Thyssenkrupp-Chef Heinrich Hiesinger auf der Bilanz-PressekonferenzBild: Reuters/

Beruhigungspillen ohne Wirkung

In dem geplanten Zusammenschluss würden keine Maßnahmen getroffen, die es nicht ohnehin geben würde, sagt Heinrich Hiesinger weiter. Er sei zuversichtlich, "im Dialog mit den Arbeitnehmervertretern eine gute Lösung" zu finden. Die demonstrierenden Mitarbeiter in Andernach am Rhein haben an diesem Tag der Präsentation der Jahresbilanz wohl nichts gegen Dialoge und Verhandlungen. Nur scheinen deren Positionen ebenfalls ziemlich genau 150 Kilometer von Hiesingers entfernt zu liegen. "Wir fordern ein Jahrzehnt Sicherheit für Beschäftigung, Standorte, Anlagen und Investitionen", sagte der stellvertretende Aufsichtsratschef von Thyssenkrupp Steel Europe, Detlef Wetzel während der Proteste. "Darum wird es bei den folgenden Verhandlungen gehen." Am Tag zuvor hatte in einem Zeitungsinterview gedroht, den Fusions-Plänen im Aufsichtsrat die Zustimmung zu verweigern.

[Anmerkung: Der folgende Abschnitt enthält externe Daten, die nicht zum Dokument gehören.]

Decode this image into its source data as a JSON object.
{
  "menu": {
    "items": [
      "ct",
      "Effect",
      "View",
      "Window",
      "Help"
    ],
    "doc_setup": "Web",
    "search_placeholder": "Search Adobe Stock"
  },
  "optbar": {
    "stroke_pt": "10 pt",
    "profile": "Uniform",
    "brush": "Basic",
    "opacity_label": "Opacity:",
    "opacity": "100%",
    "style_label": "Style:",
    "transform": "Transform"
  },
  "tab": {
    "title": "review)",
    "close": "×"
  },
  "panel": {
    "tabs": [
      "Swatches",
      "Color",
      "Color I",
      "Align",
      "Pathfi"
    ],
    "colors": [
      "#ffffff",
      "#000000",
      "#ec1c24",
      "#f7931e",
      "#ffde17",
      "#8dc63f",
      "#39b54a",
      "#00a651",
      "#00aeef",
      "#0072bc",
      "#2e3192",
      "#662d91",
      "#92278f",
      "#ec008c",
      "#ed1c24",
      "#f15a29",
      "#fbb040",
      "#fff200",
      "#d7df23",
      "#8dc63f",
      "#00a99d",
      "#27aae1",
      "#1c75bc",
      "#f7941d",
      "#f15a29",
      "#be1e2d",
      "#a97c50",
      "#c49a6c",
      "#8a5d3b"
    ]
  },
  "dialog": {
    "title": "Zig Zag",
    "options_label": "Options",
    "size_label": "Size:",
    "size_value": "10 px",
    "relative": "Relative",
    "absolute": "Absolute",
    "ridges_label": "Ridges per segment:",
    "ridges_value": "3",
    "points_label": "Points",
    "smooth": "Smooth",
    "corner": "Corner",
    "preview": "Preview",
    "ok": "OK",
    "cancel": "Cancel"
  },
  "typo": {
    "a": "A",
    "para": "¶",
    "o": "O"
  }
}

Nummer Zwei in Europa ist das Ziel

Die Pläne der beiden heiratswilligen Stahlkonzerne sehen so aus: Auf beiden Seiten - also bei Thyssenkrupp und der europäischen Stahlsparte von Tata - sollen jeweils rund 2000 Arbeitsplätze wegfallen. Dadurch sollen nach der Fusion Einsparungen zwischen 400 und 600 Millionen Euro möglich sein. Und das wiederum soll die Zukunft des Stahlgeschäftes sichern. "Für mehrere zehntausend Stellen gibt es dadurch eine stabilere und verlässlichere Struktur", sagte Hiesinger. 27.000 Menschen arbeiten in der Stahlsparte von Thyssenkrupp, bei Tata in Europa sind es über 21.000. Durch die Fusion würde nach ArcelorMittal der zweitgrößte europäische Strahlkonzern entstehen.

Es ist wohl genau das, was tausende Mitarbeiter auf die Straße getrieben hat. Die beiden Konzerne haben mehr oder minder detaillierte Pläne für die Zukunft geschmiedet - nur fühlen sich die Mitarbeiter offenbar allein gelassen. Sie machen sich angesichts von 2000 Arbeitsplätzen, die im Zuge der Fusion wegfallen sollen, Sorgen um ihren Arbeitsplatz. Sie bemängeln also, dass bislang nur über sie gesprochen wurde, zu wenig mit ihnen.  Und so bringt Detlef Wetzel an diesem Tag schließlich die Proteste der Mitarbeiter auf einen Punkt: In der Vereinbarung beider Konzerne sei vieles vereinbart worden. "Nur für die Menschen ist nichts, aber auch gar nichts geregelt. Das ist unfassbar, aber wahr".

Das dürfte sich in naher Zukunft ändern - denn dann wird sich die Konzernführung mit Betriebsrat und Gewerkschaften zu Gesprächen treffen. Ob sich dabei allerdings die weit voneinander entfernt liegenden Positionen annähern, das ist eine ganz andere Frage.